Comment est né ce film Les Caprices de l’Enfant Roi ?
Michel Leclerc (réalisateur) : Je voulais réaliser une comédie historique qui retrouve l'esprit des grands films populaires comme ceux de Philippe de Broca, Jean-Paul Rappeneau ou encore La Folie des Grandeurs. J'avais l'impression que les adaptations récentes de Dumas ou de Victor Hugo étaient souvent marquées par beaucoup de sérieux.
Je souhaitais aussi raconter une histoire originale plutôt qu'adapter une œuvre existante. L'idée était de jouer librement avec l'Histoire, comme Dumas lui-même pouvait le faire. En réfléchissant, je me suis rendu compte que le 17e siècle réunissait une multitude de personnages emblématiques que tout le monde connaît : d'Artagnan, Molière, Cyrano de Bergerac, Anne d'Autriche, Louis XIV ou encore la Grande Mademoiselle.

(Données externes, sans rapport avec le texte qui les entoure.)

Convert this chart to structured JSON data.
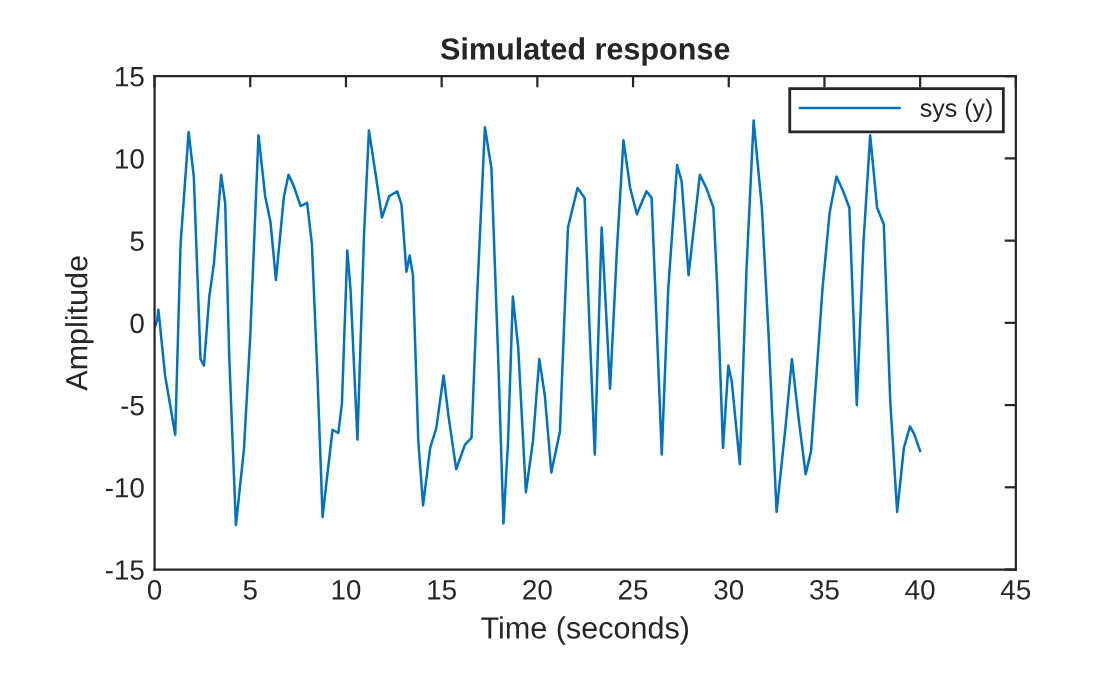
{
  "chart_data": {
    "type": "line",
    "title": "Simulated response",
    "xlabel": "Time (seconds)",
    "ylabel": "Amplitude",
    "xlim": [
      0,
      45
    ],
    "xticks": [
      0,
      5,
      10,
      15,
      20,
      25,
      30,
      35,
      40,
      45
    ],
    "ylim": [
      -15,
      15
    ],
    "yticks": [
      -15,
      -10,
      -5,
      0,
      5,
      10,
      15
    ],
    "grid": false,
    "legend": "top right",
    "marker": "none",
    "line_style": "solid",
    "series": [
      {
        "name": "sys (y)",
        "color": "#0072bd",
        "x": [
          0,
          0.14,
          0.2,
          0.55,
          1.08,
          1.36,
          1.78,
          2.05,
          2.4,
          2.58,
          2.86,
          3.1,
          3.48,
          3.69,
          3.9,
          4.25,
          4.67,
          5.0,
          5.43,
          5.78,
          6.06,
          6.34,
          6.76,
          7.0,
          7.28,
          7.63,
          7.97,
          8.22,
          8.5,
          8.78,
          9.02,
          9.3,
          9.6,
          9.79,
          10.07,
          10.24,
          10.6,
          10.94,
          11.2,
          11.57,
          11.88,
          12.26,
          12.68,
          12.9,
          13.16,
          13.33,
          13.5,
          13.78,
          14.03,
          14.4,
          14.72,
          15.1,
          15.35,
          15.76,
          16.22,
          16.56,
          16.84,
          17.26,
          17.6,
          17.95,
          18.23,
          18.47,
          18.72,
          19.0,
          19.4,
          19.77,
          20.1,
          20.39,
          20.73,
          21.18,
          21.6,
          22.1,
          22.47,
          22.74,
          23.0,
          23.36,
          23.8,
          24.16,
          24.5,
          24.85,
          25.2,
          25.7,
          25.97,
          26.2,
          26.5,
          26.84,
          27.3,
          27.54,
          27.9,
          28.49,
          28.83,
          29.2,
          29.4,
          29.7,
          29.98,
          30.16,
          30.58,
          30.93,
          31.3,
          31.73,
          32.08,
          32.5,
          32.96,
          33.3,
          33.67,
          34.02,
          34.3,
          34.58,
          34.9,
          35.27,
          35.63,
          35.98,
          36.3,
          36.69,
          37.04,
          37.39,
          37.75,
          38.1,
          38.44,
          38.8,
          39.15,
          39.47,
          39.7,
          40.0
        ],
        "values": [
          -0.3,
          0.2,
          0.8,
          -3.2,
          -6.8,
          4.8,
          11.6,
          8.9,
          -2.2,
          -2.6,
          1.6,
          3.6,
          9.0,
          7.3,
          -2,
          -12.3,
          -7.7,
          -0.8,
          11.4,
          7.7,
          6.1,
          2.6,
          7.7,
          9.0,
          8.3,
          7.1,
          7.3,
          4.8,
          -2.9,
          -11.8,
          -9.3,
          -6.5,
          -6.7,
          -4.9,
          4.4,
          2.0,
          -7.1,
          5.2,
          11.7,
          8.9,
          6.4,
          7.7,
          8.0,
          7.2,
          3.1,
          4.1,
          2.9,
          -7.2,
          -11.1,
          -7.6,
          -6.4,
          -3.2,
          -5.6,
          -8.9,
          -7.4,
          -7.0,
          1.3,
          11.9,
          9.4,
          -2.0,
          -12.2,
          -7.2,
          1.6,
          -1.5,
          -10.3,
          -7.2,
          -2.2,
          -4.4,
          -9.1,
          -6.6,
          5.8,
          8.2,
          7.6,
          -0.7,
          -8.0,
          5.8,
          -4.0,
          4.5,
          11.1,
          8.2,
          6.6,
          8.0,
          7.6,
          0.9,
          -8.0,
          2.1,
          9.6,
          8.6,
          2.9,
          9.0,
          8.2,
          7.0,
          2.1,
          -7.6,
          -2.6,
          -3.6,
          -8.6,
          3.3,
          12.3,
          7.0,
          -0.7,
          -11.5,
          -6.4,
          -2.2,
          -6.0,
          -9.2,
          -7.8,
          -3.2,
          2.1,
          6.7,
          8.9,
          8.0,
          7.0,
          -5.0,
          4.9,
          11.4,
          7.0,
          6.0,
          -4.8,
          -11.5,
          -7.6,
          -6.3,
          -6.8,
          -7.8
        ]
      }
    ]
  }
}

Je me suis amusé à imaginer une intrigue qui les ferait tous se rencontrer. Une sorte d'« Avenger du 17e siècle », où des héros historiques se croisent et vivent une aventure commune.

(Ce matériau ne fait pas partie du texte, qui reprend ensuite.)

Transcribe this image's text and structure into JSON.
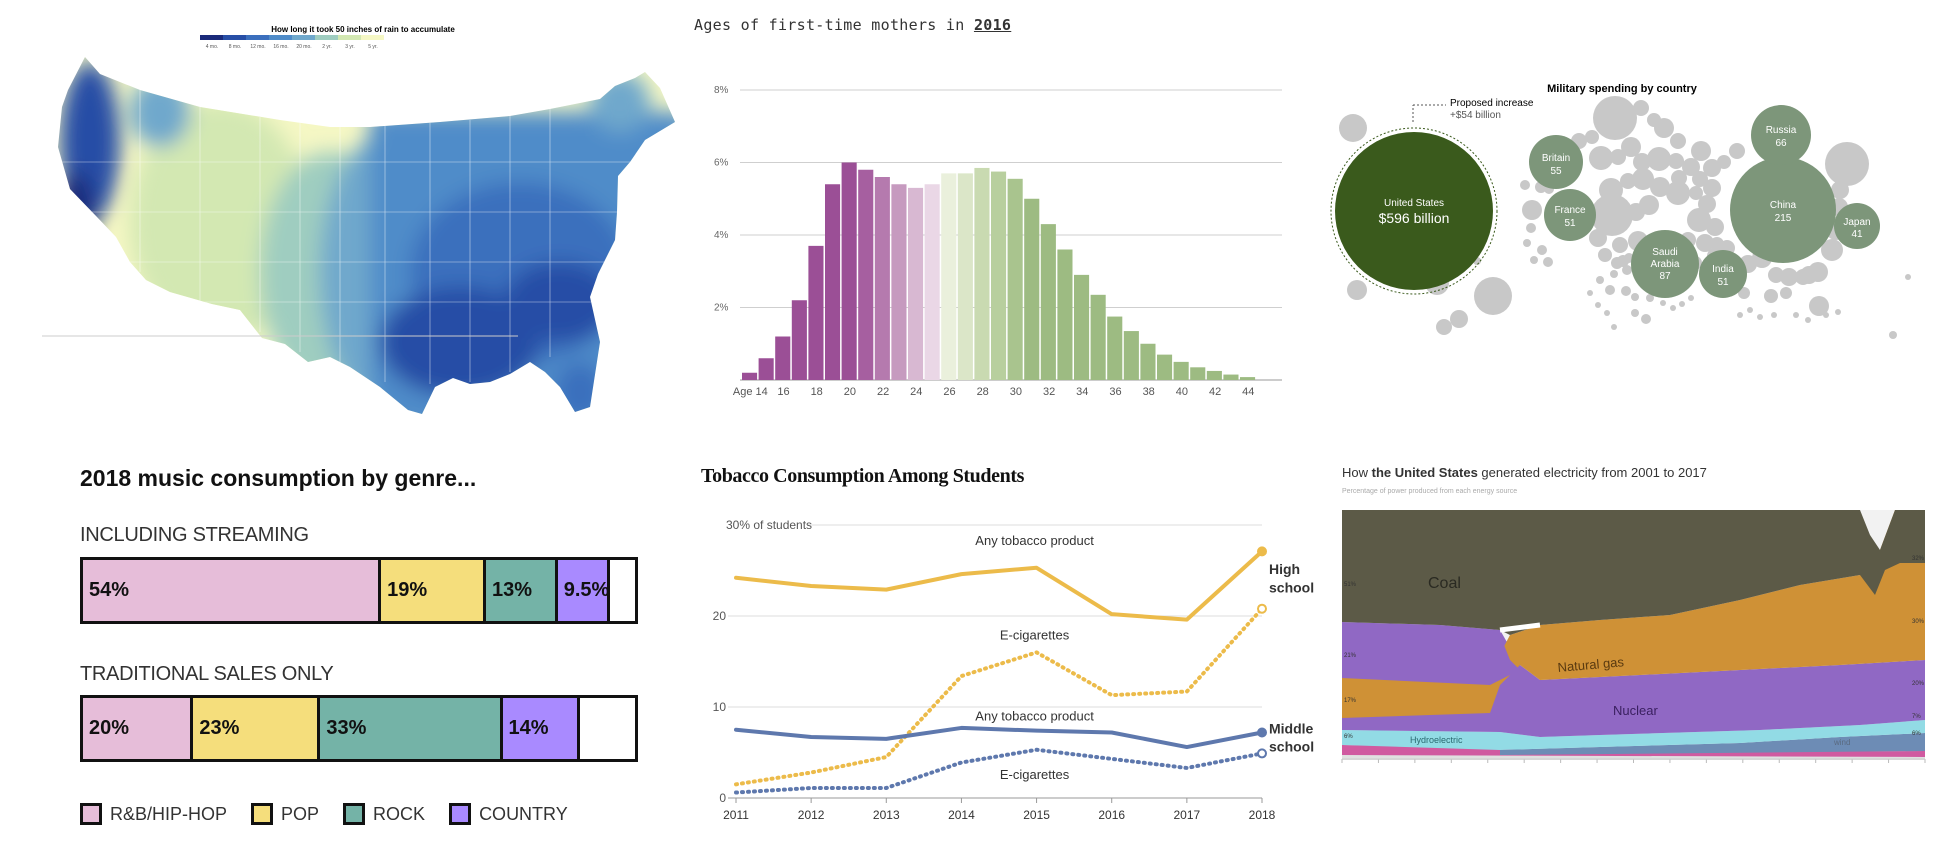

Ce qui surprend dans le film, c'est cette grande liberté de ton, avec des anachronismes assumés et beaucoup de fantaisie.
Michel Leclerc : C'était précisément l'objectif. Avec une adaptation, on est tenu de respecter un certain cadre. Avec un scénario original, on peut s'autoriser davantage de liberté. Au fond, je crois que le film parle de liberté : liberté de mouvement, liberté de ton, liberté de raconter une histoire.

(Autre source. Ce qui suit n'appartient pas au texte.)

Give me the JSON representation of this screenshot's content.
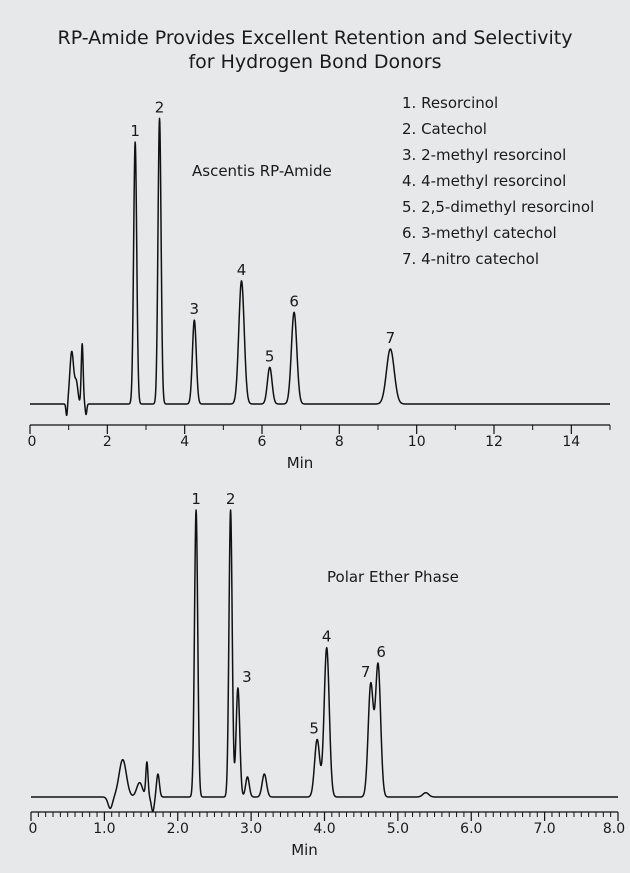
{
  "title_line1": "RP-Amide Provides Excellent Retention and Selectivity",
  "title_line2": "for Hydrogen Bond Donors",
  "legend": [
    "1. Resorcinol",
    "2. Catechol",
    "3. 2-methyl resorcinol",
    "4. 4-methyl resorcinol",
    "5. 2,5-dimethyl resorcinol",
    "6. 3-methyl catechol",
    "7. 4-nitro catechol"
  ],
  "colors": {
    "background": "#e7e8e9",
    "trace": "#111111",
    "text": "#1a1a1a"
  },
  "chart_data": [
    {
      "type": "line",
      "label": "Ascentis RP-Amide",
      "xlabel": "Min",
      "ylabel": "",
      "xlim": [
        0,
        15
      ],
      "ylim": [
        0,
        1
      ],
      "x_ticks": [
        0,
        2,
        4,
        6,
        8,
        10,
        12,
        14
      ],
      "x_tick_labels": [
        "0",
        "2",
        "4",
        "6",
        "8",
        "10",
        "12",
        "14"
      ],
      "minor_tick_step": 1,
      "baseline_disturbance": [
        {
          "t": 0.95,
          "h": -0.05,
          "w": 0.02
        },
        {
          "t": 1.08,
          "h": 0.2,
          "w": 0.05
        },
        {
          "t": 1.2,
          "h": 0.08,
          "w": 0.04
        },
        {
          "t": 1.35,
          "h": 0.23,
          "w": 0.025
        },
        {
          "t": 1.45,
          "h": -0.04,
          "w": 0.02
        }
      ],
      "peaks": [
        {
          "label": "1",
          "t": 2.72,
          "h": 1.0,
          "w": 0.04
        },
        {
          "label": "2",
          "t": 3.35,
          "h": 1.09,
          "w": 0.04
        },
        {
          "label": "3",
          "t": 4.25,
          "h": 0.32,
          "w": 0.05
        },
        {
          "label": "4",
          "t": 5.47,
          "h": 0.47,
          "w": 0.07
        },
        {
          "label": "5",
          "t": 6.2,
          "h": 0.14,
          "w": 0.06
        },
        {
          "label": "6",
          "t": 6.83,
          "h": 0.35,
          "w": 0.07
        },
        {
          "label": "7",
          "t": 9.32,
          "h": 0.21,
          "w": 0.1
        }
      ]
    },
    {
      "type": "line",
      "label": "Polar Ether Phase",
      "xlabel": "Min",
      "ylabel": "",
      "xlim": [
        0,
        8
      ],
      "ylim": [
        0,
        1
      ],
      "x_ticks": [
        0,
        1,
        2,
        3,
        4,
        5,
        6,
        7,
        8
      ],
      "x_tick_labels": [
        "0",
        "1.0",
        "2.0",
        "3.0",
        "4.0",
        "5.0",
        "6.0",
        "7.0",
        "8.0"
      ],
      "minor_tick_step": 0.1,
      "baseline_disturbance": [
        {
          "t": 1.08,
          "h": -0.04,
          "w": 0.03
        },
        {
          "t": 1.25,
          "h": 0.13,
          "w": 0.05
        },
        {
          "t": 1.48,
          "h": 0.05,
          "w": 0.04
        },
        {
          "t": 1.58,
          "h": 0.12,
          "w": 0.015
        },
        {
          "t": 1.66,
          "h": -0.05,
          "w": 0.02
        },
        {
          "t": 1.73,
          "h": 0.08,
          "w": 0.02
        }
      ],
      "peaks": [
        {
          "label": "1",
          "t": 2.25,
          "h": 1.0,
          "w": 0.022
        },
        {
          "label": "2",
          "t": 2.72,
          "h": 1.0,
          "w": 0.022
        },
        {
          "label": "3",
          "t": 2.82,
          "h": 0.38,
          "w": 0.025
        },
        {
          "label": "",
          "t": 2.95,
          "h": 0.07,
          "w": 0.025
        },
        {
          "label": "",
          "t": 3.18,
          "h": 0.08,
          "w": 0.03
        },
        {
          "label": "5",
          "t": 3.9,
          "h": 0.2,
          "w": 0.035
        },
        {
          "label": "4",
          "t": 4.03,
          "h": 0.52,
          "w": 0.035
        },
        {
          "label": "7",
          "t": 4.63,
          "h": 0.39,
          "w": 0.035
        },
        {
          "label": "6",
          "t": 4.73,
          "h": 0.46,
          "w": 0.035
        },
        {
          "label": "",
          "t": 5.38,
          "h": 0.015,
          "w": 0.04
        }
      ]
    }
  ]
}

Comment avez-vous composé cette distribution ?
Michel Leclerc : Comme une recette de cuisine : on cherche les bons ingrédients et la bonne combinaison.
Pour Suzanne, le choix a été évident. Nous avions déjà travaillé ensemble sur Le Mélange des genres. J'avais été frappé par son énergie comique, sa créativité et sa capacité d'invention. Je savais qu'elle apporterait beaucoup de malice à ce personnage de méchante extravagante.
Suzanne de Baecque (comédienne) : J'avais très envie de retravailler avec Michel. J'admire énormément son cinéma et j'avais adoré l'ambiance de troupe sur Le Mélange des genres. Ici, il m'offrait en plus la possibilité de créer un personnage de toutes pièces. Cette liberté est extrêmement rare.
Mon plaisir, c'était de m'amuser et de faire rire Michel derrière le combo. Jouer cette méchante était un véritable terrain de jeu. J'avais l'impression que nous donnions vie aux héros de son imagination.
Votre personnage est très travaillé, notamment dans la voix et la démarche.
Suzanne de Baecque : Tout faisait partie de la création : la voix, la démarche, le maquillage, les costumes. Chaque détail participait à construire ce personnage très excessif.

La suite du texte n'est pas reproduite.